Last Thanksgiving, Claire Gold* excused herself from dinner after eating what she recalls as “too much.” “I could hear everyone sitting down for dessert, and I remember actively thinking that I could get up and be with them, but I didn’t want to give myself the temptation,” she says. She felt guilty that she skipped out on time with her family. “But for me, the holidays have always been a representation of these drastic pendulum swings, where we’re all sitting down and feasting and then I feel like I need to go work out harder than ever to justify that.”
Sitting down to a holiday feast is meant to bring joy, but for Gold—and me, and others who struggle with disordered eating—it can be one of the worst few hours of the year. So much so, that the National Eating Disorder Association (NEDA) keeps its hotline open on Thanksgiving and Christmas because those are two days that are known to be particularly hard for survivors.
“The holidays can be a particularly triggering time for people who struggle with eating disorders for a whole host of reasons, most predominantly because of both the general focus on food and holiday meals and navigating the sometimes stressful family questions and conversations,” says Jill Daino, LCSW-R, a Talkspace therapist who specializes in eating disorders.
“During this particular time of the year, we’re expected to eat, enjoy, connect, and take pleasure over food, but these are all things that the overarching context of diet culture has made us feel bad about,” adds Christy Harrison, RD, an intuitive eating coach and anti-diet dietician. Diet culture, as Harrison has defined for Well+Good in the past, is a system of beliefs prevalent in American society that equates thinness to health and moral virtue; promotes weight loss as a means of attaining higher health status, moral status, or social status; and arbitrarily labels some foods as “good” and others as “bad.” She says that for many people, the holidays are a “perfect storm of expectations of celebration and ‘indulgence’ meeting up with the demonization of certain foods and the fear of weight gain.”
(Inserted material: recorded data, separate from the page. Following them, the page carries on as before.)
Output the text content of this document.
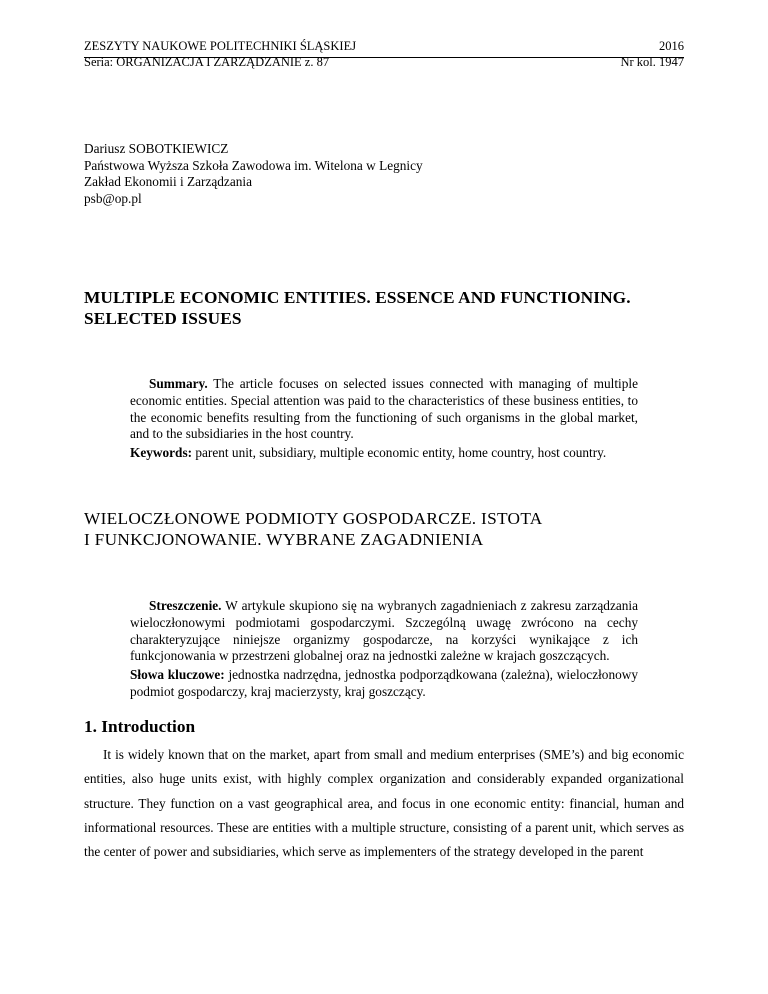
ZESZYTY NAUKOWE POLITECHNIKI ŚLĄSKIEJ	2016
Seria: ORGANIZACJA I ZARZĄDZANIE z. 87	Nr kol. 1947
Dariusz SOBOTKIEWICZ
Państwowa Wyższa Szkoła Zawodowa im. Witelona w Legnicy
Zakład Ekonomii i Zarządzania
psb@op.pl
MULTIPLE ECONOMIC ENTITIES. ESSENCE AND FUNCTIONING.
SELECTED ISSUES

Summary. The article focuses on selected issues connected with managing of multiple economic entities. Special attention was paid to the characteristics of these business entities, to the economic benefits resulting from the functioning of such organisms in the global market, and to the subsidiaries in the host country.

Keywords: parent unit, subsidiary, multiple economic entity, home country, host country.

WIELOCZŁONOWE PODMIOTY GOSPODARCZE. ISTOTA
I FUNKCJONOWANIE. WYBRANE ZAGADNIENIA

Streszczenie. W artykule skupiono się na wybranych zagadnieniach z zakresu zarządzania wieloczłonowymi podmiotami gospodarczymi. Szczególną uwagę zwrócono na cechy charakteryzujące niniejsze organizmy gospodarcze, na korzyści wynikające z ich funkcjonowania w przestrzeni globalnej oraz na jednostki zależne w krajach goszczących.

Słowa kluczowe: jednostka nadrzędna, jednostka podporządkowana (zależna), wieloczłonowy podmiot gospodarczy, kraj macierzysty, kraj goszczący.

1. Introduction

It is widely known that on the market, apart from small and medium enterprises (SME’s) and big economic entities, also huge units exist, with highly complex organization and considerably expanded organizational structure. They function on a vast geographical area, and focus in one economic entity: financial, human and informational resources. These are entities with a multiple structure, consisting of a parent unit, which serves as the center of power and subsidiaries, which serve as implementers of the strategy developed in the parent
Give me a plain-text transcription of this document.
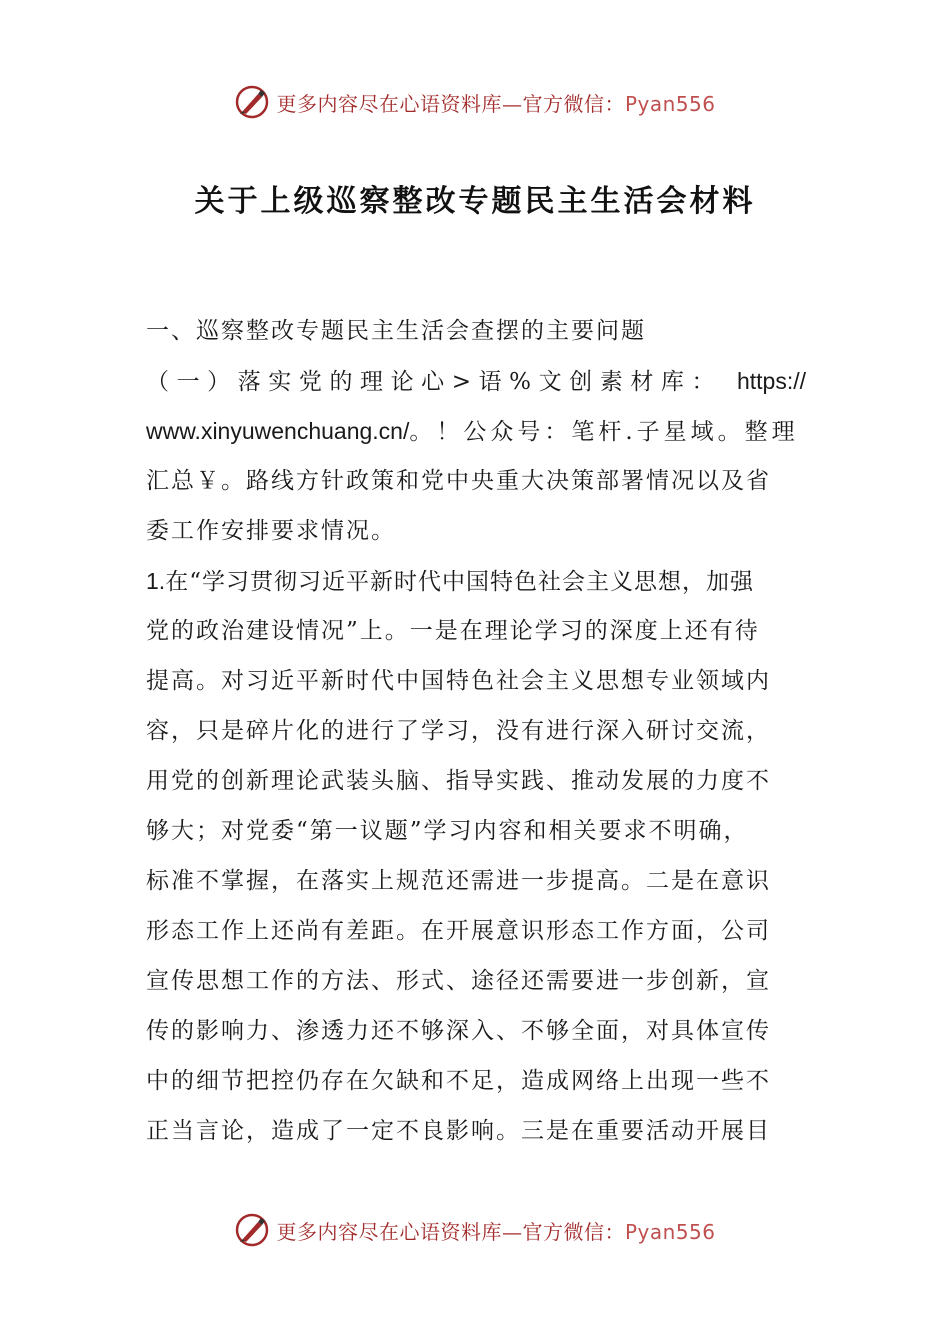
更多内容尽在心语资料库—官方微信：Pyan556
关于上级巡察整改专题民主生活会材料
一、巡察整改专题民主生活会查摆的主要问题
（一）落实党的理论心>语%文创素材库： https://
www.xinyuwenchuang.cn/。！公众号：笔杆.子星域。整理
汇总￥。路线方针政策和党中央重大决策部署情况以及省
委工作安排要求情况。
1.在“学习贯彻习近平新时代中国特色社会主义思想，加强
党的政治建设情况”上。一是在理论学习的深度上还有待
提高。对习近平新时代中国特色社会主义思想专业领域内
容，只是碎片化的进行了学习，没有进行深入研讨交流，
用党的创新理论武装头脑、指导实践、推动发展的力度不
够大；对党委“第一议题”学习内容和相关要求不明确，
标准不掌握，在落实上规范还需进一步提高。二是在意识
形态工作上还尚有差距。在开展意识形态工作方面，公司
宣传思想工作的方法、形式、途径还需要进一步创新，宣
传的影响力、渗透力还不够深入、不够全面，对具体宣传
中的细节把控仍存在欠缺和不足，造成网络上出现一些不
正当言论，造成了一定不良影响。三是在重要活动开展目
更多内容尽在心语资料库—官方微信：Pyan556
In the past, at my own Thanksgiving dinners, innocently-intentioned comments like “you go girl!” or “someone’s hungry!” as I scooped a second helping of stuffing onto my plate ended with me crying over the toilet throwing up the meal I spent most of the day cooking. “I’m constantly wondering if I’m being judged taking too much food or going back for seconds, overthinking every single thing that goes onto my plate, and those feelings can be super isolating,” adds Gold. “When I’m on my own I feel totally fine, but when I’m with my family for the holidays, it all resurfaces in a really terrible way.” Cut to an onslaught of restrictive behaviors before the big meal (like not eating the entire day of Thanksgiving to “save up” for dinner), or exercise-based purging in the days that follow.
Compounding these existing triggers is the idea, as Gold alluded to, that the holidays are a time to “work out harder” to “make up for your meal,”—a mindset the fitness industry continues to promote and capitalize on year after year. Trainers spend the weeks between Thanksgiving and New Year’s Day tout the benefits of “torching that turkey” and “burning off the bird,” invoking the societally-ingrained fear of weight gain in order to sell classes and services.
While this language might seem playful and fun at first glance, it can be hugely harmful to people living with or in recovery from disordered eating, says Daino. “There’s this message of ‘you better enjoy it now because you’re going to have to work it off in the New Year,’” adds Harrison. “It creates a sense of dread for people and a push-and-pull between deprivation and ‘indulgence.’”
Adriana Piekarewicz, who has dealt with disordered eating for “as long as she can remember” experiences that push-and-pull every time the holiday season rolls around. “My triggers are all around whether I can work out or not, because I feel like I have to earn my food,” she says. “And if I can’t get in the workout that I feel is necessary then I can’t eat what everyone else is eating.”
While the circumstances of the 2020 holiday season may mean people are missing out on celebrating over big meals with their families, they come with their own set of issues. “Due to the pandemic and safety concerns this year in particular, many people in recovery from an eating disorder might have the added stress of potentially being alone this holiday season,” says Daino, as loneliness can be a big trigger for some folks. (As are the stress and uncertainty of the pandemic itself.)
There’s no easy answer as to how to navigate these situations, but there are small things you can do to get through them as healthily as possible if you find yourself triggered by the holidays. “Try to think of the meal as something that’s delicious and that’s going to take care of you—not as something that you need to save up for ahead of time or compensate for after the fact,” says Harrison. That might mean planning ahead and talking to a therapist or dietitian about what the holiday might look like, what you might eat, and what you plan to do if and when you feel triggered, says Daino.
Daino also suggests trying to create new traditions that take the holiday’s focus away from food, like watching a favorite movie or dressing up in ugly sweaters. And while you’re at it? Throw a big middle finger to any trainer who makes you feel like you need to “earn” your holiday joy. “Torching for the turkey” is a dumb phrase, anyway, and it doesn’t deserve a second thought.
*Name has been changed for privacy reasons.